- Think of an idea.
- Laugh joyfully at the wonderfulness and originality of your idea, and a few great scenes you thought of.
- Start immediately to work out what your Hugo/Bram Stoker/Newberry/Pulitzer acceptance speech will be.
- Fire up Scrivener, start adding index cards. Opening, scenes you know you want, general arcs.
- Write your dedication page with confidence.
- Realize you don’t actually have a solid ending. Decide you’ll work toward it and let the story and characters move you along.
- Start writing.
- Realize three chapters in that you should have been writing in 3rd-person and not 1st. Go back and rewrite.
- Realize after two more chapters that no, 1st-person was better, but now you’ve added other POV scenes and you like them and also your plot seems to have changed a bit.
- Begin drinking.
- Rewrite from scratch with 1st-person, try to work in the new bits you liked anyway, get frustrated.

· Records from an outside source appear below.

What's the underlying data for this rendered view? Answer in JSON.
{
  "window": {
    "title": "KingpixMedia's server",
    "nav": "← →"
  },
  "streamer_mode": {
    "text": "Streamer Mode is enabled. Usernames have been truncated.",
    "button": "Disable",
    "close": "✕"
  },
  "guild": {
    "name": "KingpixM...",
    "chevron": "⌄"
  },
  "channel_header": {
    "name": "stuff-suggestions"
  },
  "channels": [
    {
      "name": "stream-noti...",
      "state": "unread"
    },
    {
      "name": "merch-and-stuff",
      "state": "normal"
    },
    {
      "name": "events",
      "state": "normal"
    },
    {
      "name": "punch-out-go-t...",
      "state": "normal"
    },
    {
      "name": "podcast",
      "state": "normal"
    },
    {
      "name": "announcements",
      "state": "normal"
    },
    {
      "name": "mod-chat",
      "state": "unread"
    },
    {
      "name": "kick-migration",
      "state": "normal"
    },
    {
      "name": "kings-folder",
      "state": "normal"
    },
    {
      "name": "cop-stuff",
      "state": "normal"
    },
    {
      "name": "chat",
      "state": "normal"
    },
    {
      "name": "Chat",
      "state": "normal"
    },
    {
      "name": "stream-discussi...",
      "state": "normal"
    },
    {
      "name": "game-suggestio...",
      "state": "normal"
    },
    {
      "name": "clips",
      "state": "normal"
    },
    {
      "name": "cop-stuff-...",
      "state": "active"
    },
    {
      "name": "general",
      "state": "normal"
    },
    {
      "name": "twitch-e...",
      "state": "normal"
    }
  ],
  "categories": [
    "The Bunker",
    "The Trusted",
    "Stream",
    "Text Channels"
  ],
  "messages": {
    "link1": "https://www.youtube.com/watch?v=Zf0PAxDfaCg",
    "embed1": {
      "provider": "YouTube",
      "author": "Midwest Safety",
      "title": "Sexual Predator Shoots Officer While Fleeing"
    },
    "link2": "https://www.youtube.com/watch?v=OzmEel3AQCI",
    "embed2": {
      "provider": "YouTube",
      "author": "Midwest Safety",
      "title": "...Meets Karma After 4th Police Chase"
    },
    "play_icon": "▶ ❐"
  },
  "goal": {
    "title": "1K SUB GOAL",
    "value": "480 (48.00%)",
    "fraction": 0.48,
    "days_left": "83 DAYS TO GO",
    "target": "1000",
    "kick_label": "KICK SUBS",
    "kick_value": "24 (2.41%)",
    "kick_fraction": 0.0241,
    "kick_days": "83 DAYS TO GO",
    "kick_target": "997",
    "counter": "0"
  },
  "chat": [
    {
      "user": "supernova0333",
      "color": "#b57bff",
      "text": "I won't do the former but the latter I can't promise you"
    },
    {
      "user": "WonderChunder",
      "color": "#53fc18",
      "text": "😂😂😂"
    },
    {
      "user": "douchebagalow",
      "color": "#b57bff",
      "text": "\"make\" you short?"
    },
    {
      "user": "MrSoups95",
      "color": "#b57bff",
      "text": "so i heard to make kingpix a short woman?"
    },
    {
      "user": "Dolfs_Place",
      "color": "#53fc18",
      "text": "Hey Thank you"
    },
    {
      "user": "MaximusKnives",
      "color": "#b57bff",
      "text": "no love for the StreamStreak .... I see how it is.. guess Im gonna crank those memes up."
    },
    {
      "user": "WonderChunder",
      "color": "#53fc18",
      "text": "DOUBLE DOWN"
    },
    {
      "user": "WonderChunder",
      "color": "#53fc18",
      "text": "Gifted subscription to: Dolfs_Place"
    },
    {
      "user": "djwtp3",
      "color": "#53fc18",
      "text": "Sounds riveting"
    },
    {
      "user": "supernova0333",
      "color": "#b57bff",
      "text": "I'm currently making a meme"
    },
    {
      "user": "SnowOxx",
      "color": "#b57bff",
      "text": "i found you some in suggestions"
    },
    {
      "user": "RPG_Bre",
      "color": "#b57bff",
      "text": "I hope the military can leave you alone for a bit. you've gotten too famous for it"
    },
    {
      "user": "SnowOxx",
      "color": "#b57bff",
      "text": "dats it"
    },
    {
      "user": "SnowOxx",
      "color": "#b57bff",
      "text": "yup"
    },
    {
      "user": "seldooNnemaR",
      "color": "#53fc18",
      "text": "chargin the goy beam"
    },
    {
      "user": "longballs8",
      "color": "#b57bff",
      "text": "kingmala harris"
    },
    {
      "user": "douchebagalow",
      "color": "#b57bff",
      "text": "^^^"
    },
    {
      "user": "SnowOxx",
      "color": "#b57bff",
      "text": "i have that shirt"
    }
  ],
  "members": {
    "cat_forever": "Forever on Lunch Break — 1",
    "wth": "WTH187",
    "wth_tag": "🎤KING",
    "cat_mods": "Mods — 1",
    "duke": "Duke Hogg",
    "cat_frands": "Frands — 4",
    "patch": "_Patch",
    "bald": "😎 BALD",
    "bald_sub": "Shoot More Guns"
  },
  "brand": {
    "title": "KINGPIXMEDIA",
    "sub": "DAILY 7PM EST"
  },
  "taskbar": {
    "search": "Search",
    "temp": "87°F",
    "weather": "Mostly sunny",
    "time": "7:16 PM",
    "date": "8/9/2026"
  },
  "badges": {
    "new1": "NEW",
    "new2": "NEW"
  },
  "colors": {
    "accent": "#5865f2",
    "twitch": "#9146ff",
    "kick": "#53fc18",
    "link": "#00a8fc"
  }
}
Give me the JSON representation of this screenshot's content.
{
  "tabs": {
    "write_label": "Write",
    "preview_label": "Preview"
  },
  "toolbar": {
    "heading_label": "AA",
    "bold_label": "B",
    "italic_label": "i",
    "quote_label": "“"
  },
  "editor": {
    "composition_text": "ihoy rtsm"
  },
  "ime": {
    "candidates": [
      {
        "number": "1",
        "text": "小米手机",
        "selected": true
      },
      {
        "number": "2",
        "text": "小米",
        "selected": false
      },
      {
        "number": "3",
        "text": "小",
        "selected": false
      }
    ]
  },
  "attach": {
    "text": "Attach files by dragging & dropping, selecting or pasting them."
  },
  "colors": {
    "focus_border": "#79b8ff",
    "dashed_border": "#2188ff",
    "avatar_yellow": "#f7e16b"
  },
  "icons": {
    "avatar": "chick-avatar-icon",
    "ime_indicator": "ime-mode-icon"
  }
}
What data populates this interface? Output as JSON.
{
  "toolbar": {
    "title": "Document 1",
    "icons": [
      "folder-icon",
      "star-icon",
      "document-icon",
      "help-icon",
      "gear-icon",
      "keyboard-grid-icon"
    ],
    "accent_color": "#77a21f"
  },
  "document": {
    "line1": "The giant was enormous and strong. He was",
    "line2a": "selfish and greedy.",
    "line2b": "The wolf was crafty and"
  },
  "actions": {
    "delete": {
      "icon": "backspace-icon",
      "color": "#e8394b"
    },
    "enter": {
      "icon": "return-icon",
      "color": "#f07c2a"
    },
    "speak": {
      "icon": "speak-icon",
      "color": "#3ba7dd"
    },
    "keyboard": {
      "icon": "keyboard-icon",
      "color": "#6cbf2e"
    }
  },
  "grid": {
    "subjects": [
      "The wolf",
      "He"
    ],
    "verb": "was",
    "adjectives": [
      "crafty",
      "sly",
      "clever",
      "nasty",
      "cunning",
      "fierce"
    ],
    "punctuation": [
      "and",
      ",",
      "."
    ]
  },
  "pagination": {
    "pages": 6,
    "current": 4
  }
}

- Write three more chapters.
- Realize all of the characters sound like you and each other. Go back and decide which of your friends/family/favorite movie characters should be the inspiration for each character. Google for images to put in the Scrivener character sheets. Hit all the baby-name websites to choose better character names. Spend a disturbing amount of time on this.
- Think of another amazing scene, start writing toward it.
- Realize you’re now heading away from your original plans and some of your original great scenes are non-starters and now you have a whole unplanned book in front of you.
- Drink more.
- Skip ahead and write a future scene you want in the book, and think of some foreshadowing for it you can put in the early chapters. Rewrite the first few chapters again.
- Realize there’s a whole subtheme that would be perfect and start to make notes about it.
- As you’re falling asleep one night, think of a new angle on the subtheme that would not only tie things together, it would also add some observations on contemporary politics/gender issues/race that would make the whole work multilayered and important. This thought is so earthshattering and obvious that there’s no way you will forget it. Go to sleep happy.
- Completely and totally forget the observation.
- Put it away and wait for inspiration to strike, understanding that it may take months or years before you’re ready to write the story I want to write.
- The next day, pull it out again and read over the 4 or 5 complete versions you have by now, decide to rewrite an amalgamation of all of them.
- See other books already out or coming out with idea similar enough to yours to worry you that your idea will be seen as derivative. Write faster.
- Get three chapters into the rewrite, get sidetracked by another great idea for a different book/story/script. Get excited about that idea instead.
- Put this idea aside for now since you’re clearly not ready, throw yourself totally into new idea.
- Start immediately to work out what your Hugo/Bram Stoker/Newberry/Pulitzer acceptance speech will be for the new idea.
- Pull this one back out six months later, fall in love with original idea again. Decide it really should be a screenplay/play/musical. Start rewriting from scratch in new format.
- Rinse. Repeat.
At least that’s how I assume it goes.